2026年3月28日午前5時30分ごろ、ソウルの景福宮の資善堂前にある三備門(三備門)付近で火が出た。宮内を巡回していた夜間の安全要員が煙を見つけ、消火器と消火栓で自ら消し止め、火は午前5時50分ごろ収まった。三備門の脇にある小門の補助柱1カ所と信枋木(信枋木)の一部が損傷し、けが人はいなかった。
信枋木は扉が開閉する軸を支える門柱の下側の木だ。手のひらほどの面積が黒く焦げると、その木は元の木目を取り戻せない。数百年を耐えた松の表面が乾いた未明の空気の中で20分で性質を変えたわけで、木造建築を扱う人たちが火を恐れる理由はここにある。
景福宮は朝鮮王朝の法宮だ。1963年に史跡に指定され、火が出た場所のすぐ前にある資善堂は世子と世子嬪が過ごした建物で、1999年に復元された。つまり今回焦げた木は、王朝の時間と復元の時間が重なって立つ区域に属していた。

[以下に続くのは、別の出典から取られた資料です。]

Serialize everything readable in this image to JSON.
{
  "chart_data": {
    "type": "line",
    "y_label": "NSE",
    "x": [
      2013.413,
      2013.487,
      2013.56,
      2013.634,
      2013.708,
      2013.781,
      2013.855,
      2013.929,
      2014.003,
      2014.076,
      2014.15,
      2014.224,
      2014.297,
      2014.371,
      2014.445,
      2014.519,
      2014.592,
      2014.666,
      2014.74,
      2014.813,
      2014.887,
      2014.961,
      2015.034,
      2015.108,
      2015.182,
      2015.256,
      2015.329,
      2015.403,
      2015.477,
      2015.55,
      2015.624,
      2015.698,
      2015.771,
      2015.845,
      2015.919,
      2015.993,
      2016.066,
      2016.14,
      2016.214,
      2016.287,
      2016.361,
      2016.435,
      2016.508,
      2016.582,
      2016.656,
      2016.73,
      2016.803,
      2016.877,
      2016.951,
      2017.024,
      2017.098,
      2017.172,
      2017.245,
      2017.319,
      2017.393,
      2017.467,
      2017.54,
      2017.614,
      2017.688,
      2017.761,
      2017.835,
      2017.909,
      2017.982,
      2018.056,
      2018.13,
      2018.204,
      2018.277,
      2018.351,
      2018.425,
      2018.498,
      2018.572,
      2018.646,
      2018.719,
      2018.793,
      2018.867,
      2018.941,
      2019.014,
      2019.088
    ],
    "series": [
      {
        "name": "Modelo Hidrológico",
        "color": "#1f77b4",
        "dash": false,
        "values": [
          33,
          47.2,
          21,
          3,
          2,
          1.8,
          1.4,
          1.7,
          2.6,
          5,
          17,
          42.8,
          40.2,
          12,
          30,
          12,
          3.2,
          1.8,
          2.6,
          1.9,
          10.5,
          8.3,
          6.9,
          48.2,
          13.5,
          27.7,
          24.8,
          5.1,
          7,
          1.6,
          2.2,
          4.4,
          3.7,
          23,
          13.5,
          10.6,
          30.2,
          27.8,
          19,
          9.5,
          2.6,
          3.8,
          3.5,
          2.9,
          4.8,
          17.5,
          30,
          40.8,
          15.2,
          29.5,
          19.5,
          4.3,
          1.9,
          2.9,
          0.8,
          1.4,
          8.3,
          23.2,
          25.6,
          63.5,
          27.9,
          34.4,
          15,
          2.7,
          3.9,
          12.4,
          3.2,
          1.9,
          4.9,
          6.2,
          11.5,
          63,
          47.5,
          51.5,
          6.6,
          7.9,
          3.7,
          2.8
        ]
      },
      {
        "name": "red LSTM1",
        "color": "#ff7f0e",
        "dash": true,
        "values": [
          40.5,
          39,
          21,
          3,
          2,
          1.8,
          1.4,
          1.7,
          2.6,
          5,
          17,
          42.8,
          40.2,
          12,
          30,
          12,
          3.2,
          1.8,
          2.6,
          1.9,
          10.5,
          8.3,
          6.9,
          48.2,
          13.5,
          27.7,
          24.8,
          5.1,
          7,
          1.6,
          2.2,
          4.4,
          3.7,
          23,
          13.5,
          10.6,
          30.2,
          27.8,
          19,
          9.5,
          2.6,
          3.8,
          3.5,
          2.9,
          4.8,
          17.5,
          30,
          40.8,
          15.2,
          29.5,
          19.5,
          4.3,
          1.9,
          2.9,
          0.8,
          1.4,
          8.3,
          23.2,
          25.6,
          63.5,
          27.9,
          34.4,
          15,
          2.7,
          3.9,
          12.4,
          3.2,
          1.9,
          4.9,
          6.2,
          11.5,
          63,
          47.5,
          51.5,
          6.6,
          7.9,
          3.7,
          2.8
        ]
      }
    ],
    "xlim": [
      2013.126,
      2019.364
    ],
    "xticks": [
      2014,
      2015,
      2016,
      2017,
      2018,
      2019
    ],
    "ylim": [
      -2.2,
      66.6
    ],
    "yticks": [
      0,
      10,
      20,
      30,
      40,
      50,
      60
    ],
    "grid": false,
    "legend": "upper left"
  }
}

消火にかかった時間についての説明は、20分ほど、10分ほど、15分の間で少しずつ食い違う。火災の原因をめぐっても説明が分かれる。国家遺産庁は消防など関係機関の調査の結果、自然発火と推定されると明らかにし、火災当時に現場周辺で人の動きは確認されなかったとした。一方、消防の側からは合同鑑識を進めながら自然発火とは見にくいという趣旨の話が出た。

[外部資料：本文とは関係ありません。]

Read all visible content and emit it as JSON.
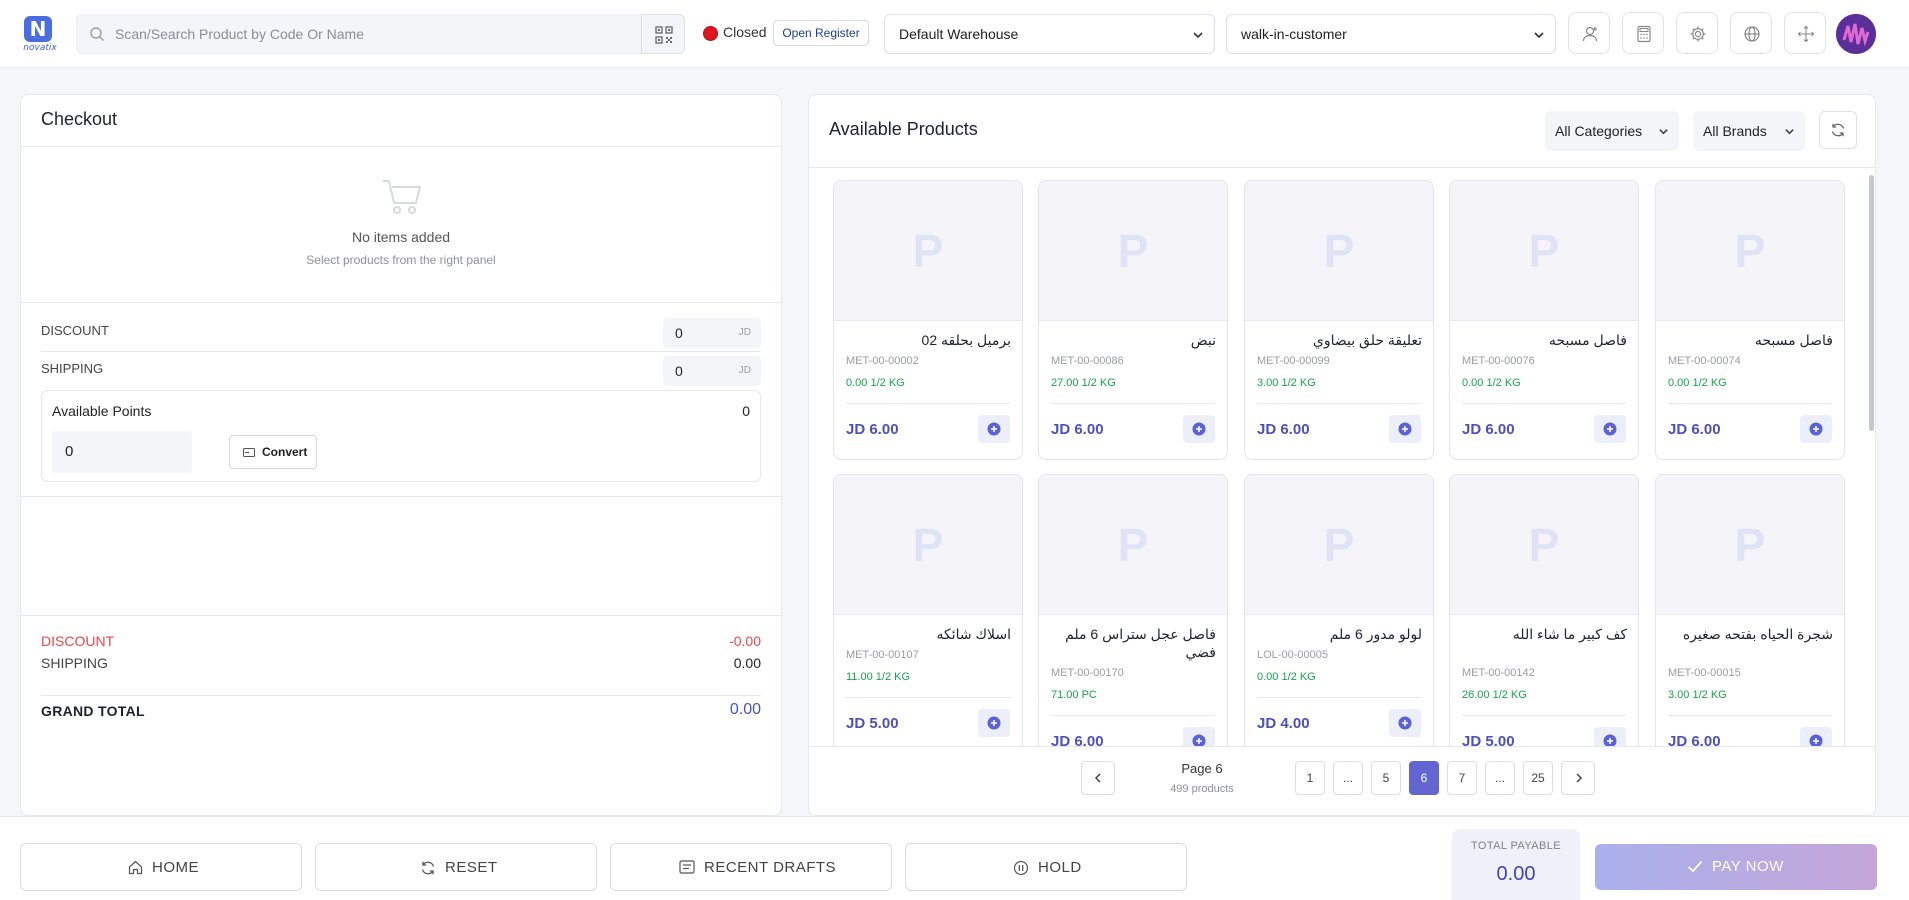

火が消えた後の時間も静かではなかった。景福宮管理所は自力での消火を終えた後、消防当局に通報した。午前9時の開館に合わせて三備門付近には目隠しが立てられ、観覧の動線が調整され、景福宮はその日通常どおり門を開けた。許敏(ホ・ミン)国家遺産庁長が当日に現場を訪れ、状況を点検した。
告知は遅れた。国家遺産庁は火が出てから7時間が過ぎた後にようやく出入り記者団に文字メッセージで状況を知らせ、宮陵遺跡本部と景福宮のホームページ、ソーシャルネットワークのアカウントには火災の事実を載せなかった。その間、観覧客は目隠しの前を通りながら補修工事だろうと思っていただろう。保存と活用をともに担わなければならない機関が活用の側のリズムを乱すまいとするとき、情報はこのように遅れて届く。
景福宮が受け止める人の数は小さくない。宮陵遺跡本部の集計で2025年の景福宮の観覧客は688万6650人、年間の宮・陵の観覧客の38.7%だった。国家遺産庁は防弾少年団(BTS)の公演に備えて3月初めから警備の人員を増やして運営してきており、主要な宮殿と王陵の安全状況を点検すると明らかにした。今回の未明に煙を最初に見つけた人も、そうして広げておいた巡回区域を回っていた安全要員だった。
火災当日、首都圏と江原、大田など大部分の地域には乾燥注意報が出ていた。景福宮の火災の原因をその気象条件に求める説明は出なかったが、春の乾いた風が木造の遺産にとってどんな季節なのかは、宮を管理してきた人たちが毎年経験しているところだ。三備門一帯は補修の措置が進んでおり、鑑識の結論は出ていない。
目隠しが外されれば、その小門の柱を直接見ることができる。景福宮の勤政殿と慶会楼につながる観覧路から東に少し入ると資善堂があり、その前が今回火がついた門だ。新たにはめ込んだ木と元からあった木の色が違えば、600年の宮殿が実際にどんな材料で耐えてきたのか、指先を触れずとも見分けられる。